Resources, Joseph Kalowekamo, says Malawi, through Escom, is a member of Sapp but it is in the process of becoming an operating member through the Malawi- Mozambique and Malawi-Zambia interconnector projects.

But does he, as an energy expert, truly believe that a common grid is a solution at all to the perennial electricity woes in the region and specifically to Malawi?

“Sapp is part of the solution to power outages in the region,” says Kalowekamo.

He suggests that Sapp would result in some countries having excess power.

“Countries with excess power can sell that excess power to countries that do not have adequate power,” he says.

Like other member states, Malawi is undertaking individual power projects, including interconnectors such as the Malawi-Zambia and the Malawi-Mozambique interconnectors.

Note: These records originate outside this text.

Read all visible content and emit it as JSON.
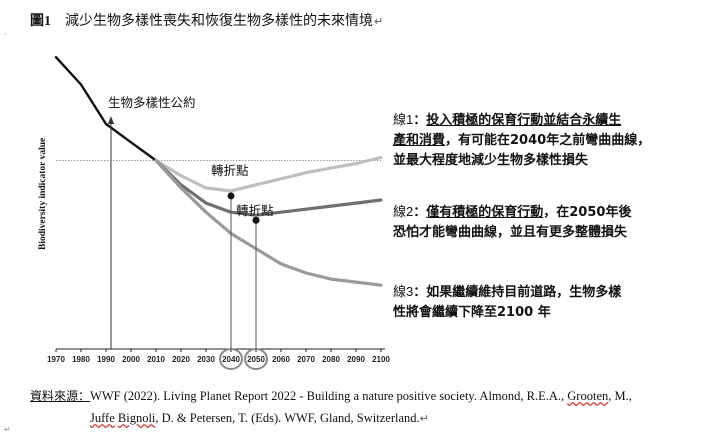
{
  "figure": {
    "number": "圖1",
    "title": "減少生物多樣性喪失和恢復生物多樣性的未來情境",
    "mark": "↵"
  },
  "chart_data": {
    "type": "line",
    "xlabel": "",
    "ylabel": "Biodiversity indicator value",
    "x_ticks": [
      "1970",
      "1980",
      "1990",
      "2000",
      "2010",
      "2020",
      "2030",
      "2040",
      "2050",
      "2060",
      "2070",
      "2080",
      "2090",
      "2100"
    ],
    "xlim": [
      1970,
      2100
    ],
    "ylim": [
      0,
      100
    ],
    "baseline": 62,
    "series": [
      {
        "color": "#111111",
        "x": [
          1970,
          1980,
          1990,
          2000,
          2010
        ],
        "y": [
          96,
          87,
          74,
          68,
          62
        ]
      },
      {
        "color": "#bfbfbf",
        "x": [
          2010,
          2020,
          2030,
          2040,
          2050,
          2060,
          2070,
          2080,
          2090,
          2100
        ],
        "y": [
          62,
          57,
          53,
          52,
          54,
          56,
          58,
          59.5,
          61,
          63
        ]
      },
      {
        "color": "#6f6f6f",
        "x": [
          2010,
          2020,
          2030,
          2040,
          2050,
          2060,
          2070,
          2080,
          2090,
          2100
        ],
        "y": [
          62,
          54,
          48,
          45,
          44,
          45,
          46,
          47,
          48,
          49
        ]
      },
      {
        "color": "#9a9a9a",
        "x": [
          2010,
          2020,
          2030,
          2040,
          2050,
          2060,
          2070,
          2080,
          2090,
          2100
        ],
        "y": [
          62,
          53,
          45,
          38,
          33,
          28,
          25,
          23,
          22,
          21
        ]
      }
    ],
    "highlighted_ticks": [
      "2040",
      "2050"
    ],
    "annotations": {
      "cbd": {
        "text": "生物多樣性公約",
        "x": 1992
      },
      "turn1": {
        "text": "轉折點",
        "x": 2040,
        "y": 52
      },
      "turn2": {
        "text": "轉折點",
        "x": 2050,
        "y": 44
      }
    },
    "lines": {
      "line1": {
        "label": "線1",
        "colon": "：",
        "text_a": "投入積極的保育行動並結合永續生",
        "text_b": "產和消費",
        "text_c": "，有可能在2040年之前彎曲曲線，",
        "text_d": "並最大程度地減少生物多樣性損失"
      },
      "line2": {
        "label": "線2",
        "colon": "：",
        "text_a": "僅有積極的保育行動",
        "text_b": "，在2050年後",
        "text_c": "恐怕才能彎曲曲線，並且有更多整體損失"
      },
      "line3": {
        "label": "線3",
        "colon": "：",
        "text_a": "如果繼續維持目前道路，生物多樣",
        "text_b": "性將會繼續下降至2100 年"
      }
    }
  },
  "source": {
    "prefix": "資料來源：",
    "part1": "WWF (2022). Living Planet Report 2022 - Building a nature positive society. Almond, R.E.A., ",
    "grooten": "Grooten",
    "part2": ", M.,",
    "juffe": "Juffe",
    "sp": " ",
    "bignoli": "Bignoli",
    "part3": ", D. & Petersen, T. (Eds). WWF, Gland, Switzerland.",
    "mark": "↵"
  },
  "margin_marks": {
    "top": "·",
    "bottom": "↵"
  }
}
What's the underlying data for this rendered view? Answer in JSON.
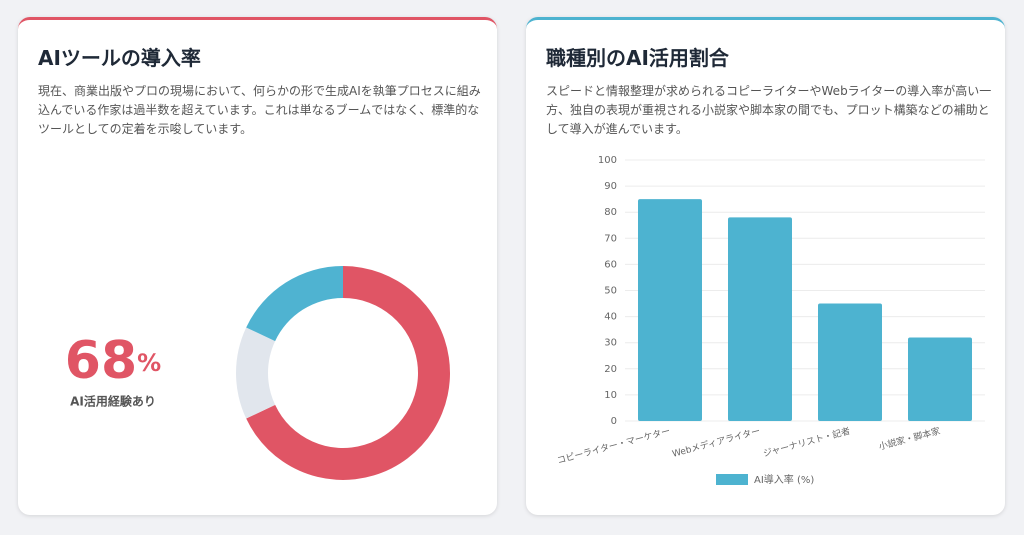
{
  "chart_data": [
    {
      "type": "donut",
      "title": "AIツールの導入率",
      "description": "現在、商業出版やプロの現場において、何らかの形で生成AIを執筆プロセスに組み込んでいる作家は過半数を超えています。これは単なるブームではなく、標準的なツールとしての定着を示唆しています。",
      "center_value": "68",
      "center_unit": "%",
      "center_label": "AI活用経験あり",
      "values": [
        68,
        14,
        18
      ],
      "colors": [
        "#e05565",
        "#e1e6ed",
        "#4fb3d1"
      ]
    },
    {
      "type": "bar",
      "title": "職種別のAI活用割合",
      "description": "スピードと情報整理が求められるコピーライターやWebライターの導入率が高い一方、独自の表現が重視される小説家や脚本家の間でも、プロット構築などの補助として導入が進んでいます。",
      "categories": [
        "コピーライター・マーケター",
        "Webメディアライター",
        "ジャーナリスト・記者",
        "小説家・脚本家"
      ],
      "series": [
        {
          "name": "AI導入率 (%)",
          "color": "#4db3d0",
          "values": [
            85,
            78,
            45,
            32
          ]
        }
      ],
      "ylim": [
        0,
        100
      ],
      "yticks": [
        0,
        10,
        20,
        30,
        40,
        50,
        60,
        70,
        80,
        90,
        100
      ],
      "grid": true
    }
  ]
}
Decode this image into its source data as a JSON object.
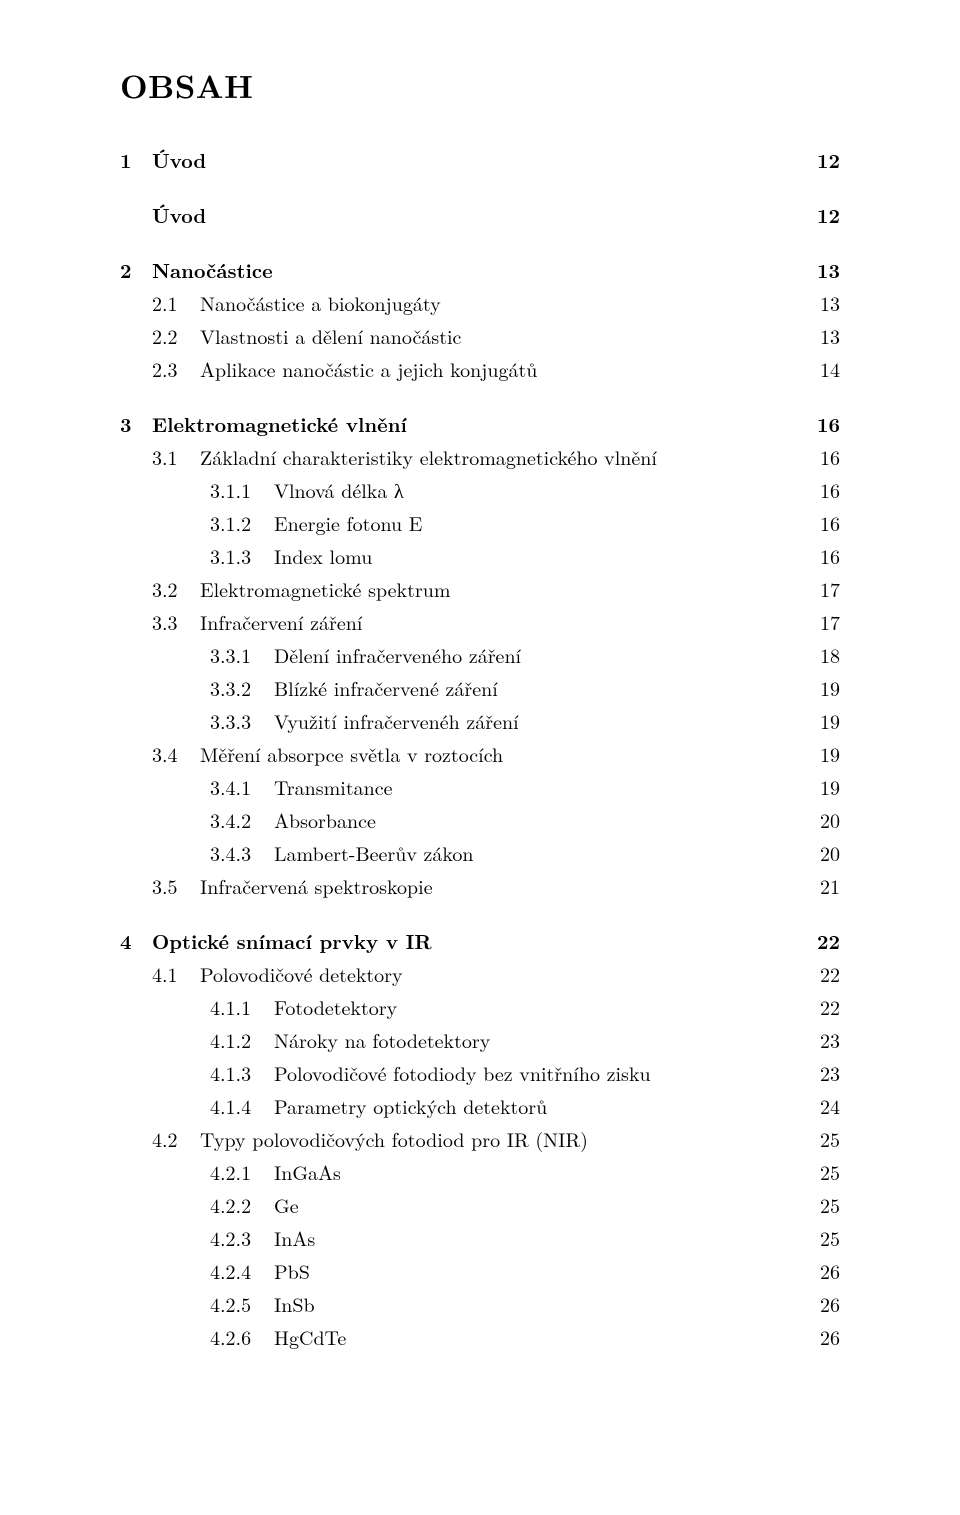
{
  "title": "OBSAH",
  "font": {
    "body_pt": 20,
    "title_pt": 32,
    "title_weight": "bold"
  },
  "colors": {
    "text": "#000000",
    "background": "#ffffff"
  },
  "entries": [
    {
      "level": "chapter",
      "num": "1",
      "title": "Úvod",
      "page": "12",
      "leader": false
    },
    {
      "level": "chapter",
      "num": "",
      "title": "Úvod",
      "page": "12",
      "leader": false
    },
    {
      "level": "chapter",
      "num": "2",
      "title": "Nanočástice",
      "page": "13",
      "leader": false
    },
    {
      "level": "section",
      "num": "2.1",
      "title": "Nanočástice a biokonjugáty",
      "page": "13",
      "leader": true
    },
    {
      "level": "section",
      "num": "2.2",
      "title": "Vlastnosti a dělení nanočástic",
      "page": "13",
      "leader": true
    },
    {
      "level": "section",
      "num": "2.3",
      "title": "Aplikace nanočástic a jejich konjugátů",
      "page": "14",
      "leader": true
    },
    {
      "level": "chapter",
      "num": "3",
      "title": "Elektromagnetické vlnění",
      "page": "16",
      "leader": false
    },
    {
      "level": "section",
      "num": "3.1",
      "title": "Základní charakteristiky elektromagnetického vlnění",
      "page": "16",
      "leader": true
    },
    {
      "level": "subsection",
      "num": "3.1.1",
      "title": "Vlnová délka λ",
      "page": "16",
      "leader": true
    },
    {
      "level": "subsection",
      "num": "3.1.2",
      "title": "Energie fotonu E",
      "page": "16",
      "leader": true
    },
    {
      "level": "subsection",
      "num": "3.1.3",
      "title": "Index lomu",
      "page": "16",
      "leader": true
    },
    {
      "level": "section",
      "num": "3.2",
      "title": "Elektromagnetické spektrum",
      "page": "17",
      "leader": true
    },
    {
      "level": "section",
      "num": "3.3",
      "title": "Infračervení záření",
      "page": "17",
      "leader": true
    },
    {
      "level": "subsection",
      "num": "3.3.1",
      "title": "Dělení infračerveného záření",
      "page": "18",
      "leader": true
    },
    {
      "level": "subsection",
      "num": "3.3.2",
      "title": "Blízké infračervené záření",
      "page": "19",
      "leader": true
    },
    {
      "level": "subsection",
      "num": "3.3.3",
      "title": "Využití infračervenéh záření",
      "page": "19",
      "leader": true
    },
    {
      "level": "section",
      "num": "3.4",
      "title": "Měření absorpce světla v roztocích",
      "page": "19",
      "leader": true
    },
    {
      "level": "subsection",
      "num": "3.4.1",
      "title": "Transmitance",
      "page": "19",
      "leader": true
    },
    {
      "level": "subsection",
      "num": "3.4.2",
      "title": "Absorbance",
      "page": "20",
      "leader": true
    },
    {
      "level": "subsection",
      "num": "3.4.3",
      "title": "Lambert-Beerův zákon",
      "page": "20",
      "leader": true
    },
    {
      "level": "section",
      "num": "3.5",
      "title": "Infračervená spektroskopie",
      "page": "21",
      "leader": true
    },
    {
      "level": "chapter",
      "num": "4",
      "title": "Optické snímací prvky v IR",
      "page": "22",
      "leader": false
    },
    {
      "level": "section",
      "num": "4.1",
      "title": "Polovodičové detektory",
      "page": "22",
      "leader": true
    },
    {
      "level": "subsection",
      "num": "4.1.1",
      "title": "Fotodetektory",
      "page": "22",
      "leader": true
    },
    {
      "level": "subsection",
      "num": "4.1.2",
      "title": "Nároky na fotodetektory",
      "page": "23",
      "leader": true
    },
    {
      "level": "subsection",
      "num": "4.1.3",
      "title": "Polovodičové fotodiody bez vnitřního zisku",
      "page": "23",
      "leader": true
    },
    {
      "level": "subsection",
      "num": "4.1.4",
      "title": "Parametry optických detektorů",
      "page": "24",
      "leader": true
    },
    {
      "level": "section",
      "num": "4.2",
      "title": "Typy polovodičových fotodiod pro IR (NIR)",
      "page": "25",
      "leader": true
    },
    {
      "level": "subsection",
      "num": "4.2.1",
      "title": "InGaAs",
      "page": "25",
      "leader": true
    },
    {
      "level": "subsection",
      "num": "4.2.2",
      "title": "Ge",
      "page": "25",
      "leader": true
    },
    {
      "level": "subsection",
      "num": "4.2.3",
      "title": "InAs",
      "page": "25",
      "leader": true
    },
    {
      "level": "subsection",
      "num": "4.2.4",
      "title": "PbS",
      "page": "26",
      "leader": true
    },
    {
      "level": "subsection",
      "num": "4.2.5",
      "title": "InSb",
      "page": "26",
      "leader": true
    },
    {
      "level": "subsection",
      "num": "4.2.6",
      "title": "HgCdTe",
      "page": "26",
      "leader": true
    }
  ]
}
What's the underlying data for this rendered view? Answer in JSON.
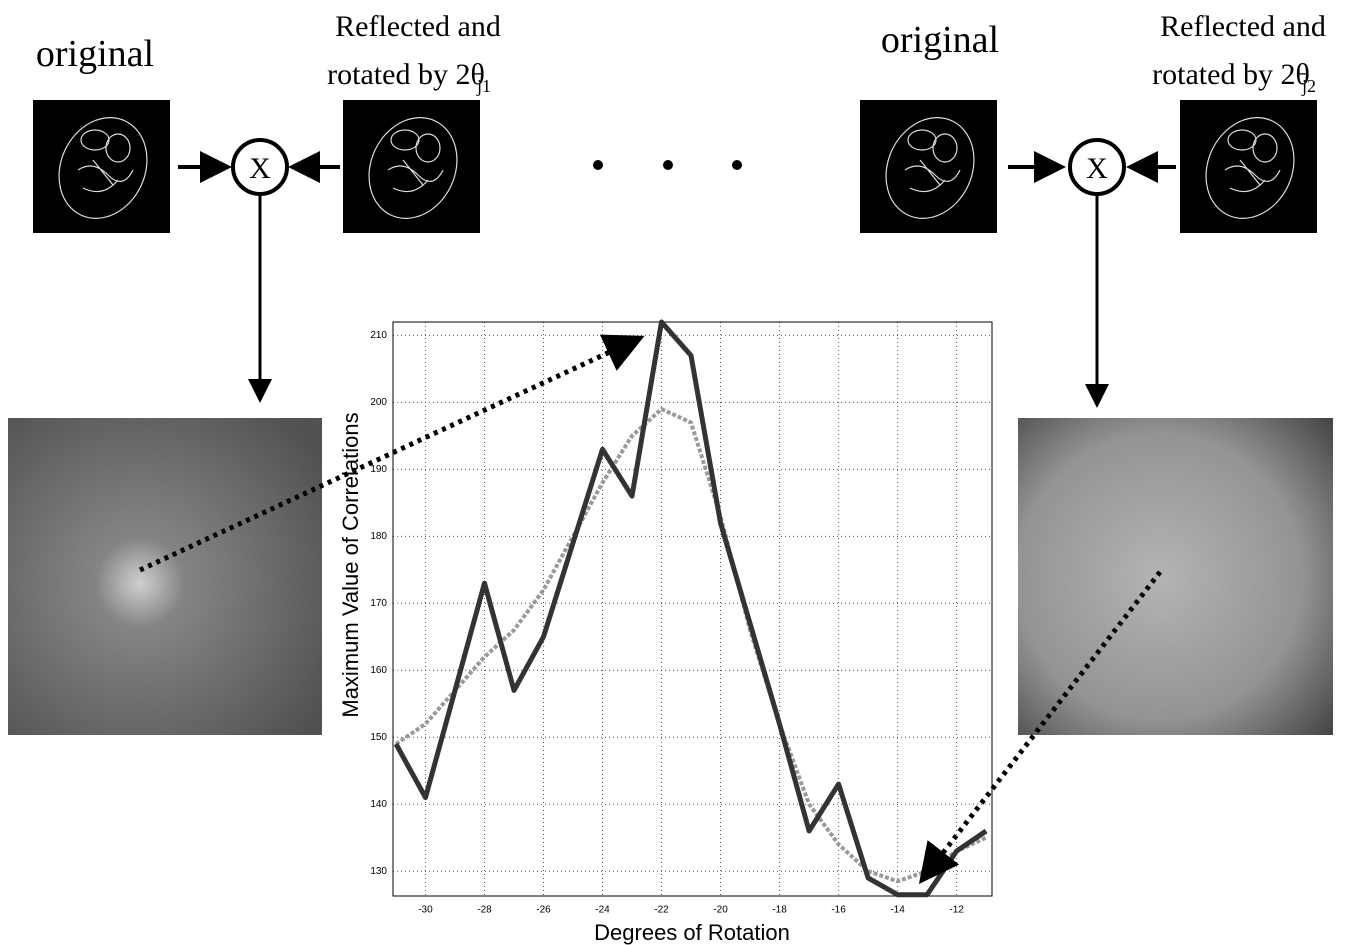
{
  "diagram": {
    "left": {
      "original": "original",
      "reflected_line1": "Reflected and",
      "reflected_line2": "rotated by 2θ",
      "subscript": "j1",
      "operator": "X"
    },
    "right": {
      "original": "original",
      "reflected_line1": "Reflected and",
      "reflected_line2": "rotated by 2θ",
      "subscript": "j2",
      "operator": "X"
    }
  },
  "chart_data": {
    "type": "line",
    "x_label": "Degrees of Rotation",
    "y_label": "Maximum Value of Correlations",
    "x": [
      -31,
      -30,
      -29,
      -28,
      -27,
      -26,
      -25,
      -24,
      -23,
      -22,
      -21,
      -20,
      -19,
      -18,
      -17,
      -16,
      -15,
      -14,
      -13,
      -12,
      -11
    ],
    "series": [
      {
        "color": "#333333",
        "line_style": "solid",
        "values": [
          149,
          141,
          157,
          173,
          157,
          165,
          179,
          193,
          186,
          212,
          207,
          182,
          167,
          152,
          136,
          143,
          129,
          126.5,
          126.5,
          133,
          136
        ]
      },
      {
        "color": "#9a9a9a",
        "line_style": "dashed",
        "values": [
          149,
          152,
          157,
          162,
          166,
          172,
          180,
          188,
          195,
          199,
          197,
          183,
          166,
          152,
          140,
          134,
          130,
          128.5,
          130,
          133,
          135
        ]
      }
    ],
    "xlim": [
      -31.1,
      -10.8
    ],
    "ylim": [
      126.3,
      212
    ],
    "xticks": [
      -30,
      -28,
      -26,
      -24,
      -22,
      -20,
      -18,
      -16,
      -14,
      -12
    ],
    "yticks": [
      130,
      140,
      150,
      160,
      170,
      180,
      190,
      200,
      210
    ],
    "grid": true
  }
}
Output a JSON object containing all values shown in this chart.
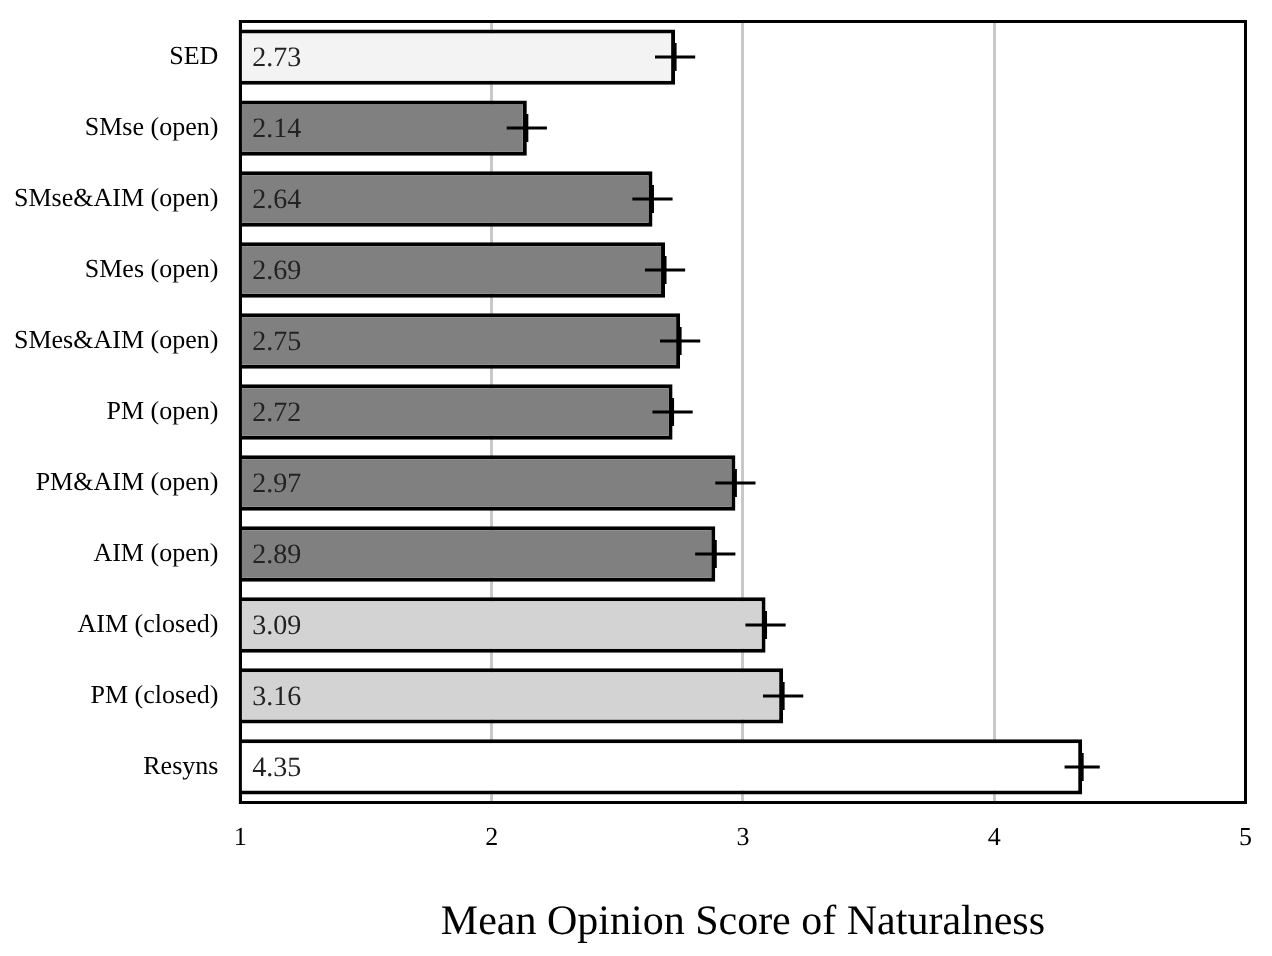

In fact, in its 2014 Annual Report, Sapp describes the Malawi- Mozambique interconnector as one of the four Priority Transmission Projects in the region.

So where do these projects actually fall in the Sapp common grid spirit?

Kalowekamo says government is pursuing these interconnector projects and others as they could enable Malawi to buy or export power where necessary.

“Malawi, could in future, be able to sell power back to Mozambique, Zambia, Tanzania or any other country in Sapp if she happens to have excess power. This is the whole meaning of interconnectors…they allow import and export of power,” said Kalowekamo in an emailed questionnaire.

The interconnector projects which the government is pursuing, said Kalowekamo, will make it possible for Malawi to tap power to various interconnector sub-stations.

“There will be need to evacuate this power to across the country to where it is needed. Currently, our transmission lines do not have adequate capacity to evacuate that power from the sub-stations to across the country where it is needed.

“There is, therefore, the need to rehabilitate, up rate or construct overhead transmission lines to evacuate the power, and this is where MCA-M [Millennium Challenge Account-Malawi] with its infrastructure projects come into play in the Sapp framework,” he said.

That is, these projects would eventually connect Malawi to that common grand grid.

According to Kalowekamo, a common grid would afford member states a chance to diversify their power generation sources.

More importantly, it is a great opportunity for the region to harness its natural resources, some of which are trans-boundary, with a common approach and a common objective.

That is, using the Sapp rod and its flames, fragments will be interconnected to become one whole. What are geographically-scattered splinters in the region should be soldered together: two countries having their political boundaries destroyed, two towns being welded into one, and two peoples becoming one family –like Gunza and her Malawian counterparts at Tsangano.

Welcome to the Republic of Sadc; or, at least, the vision of it.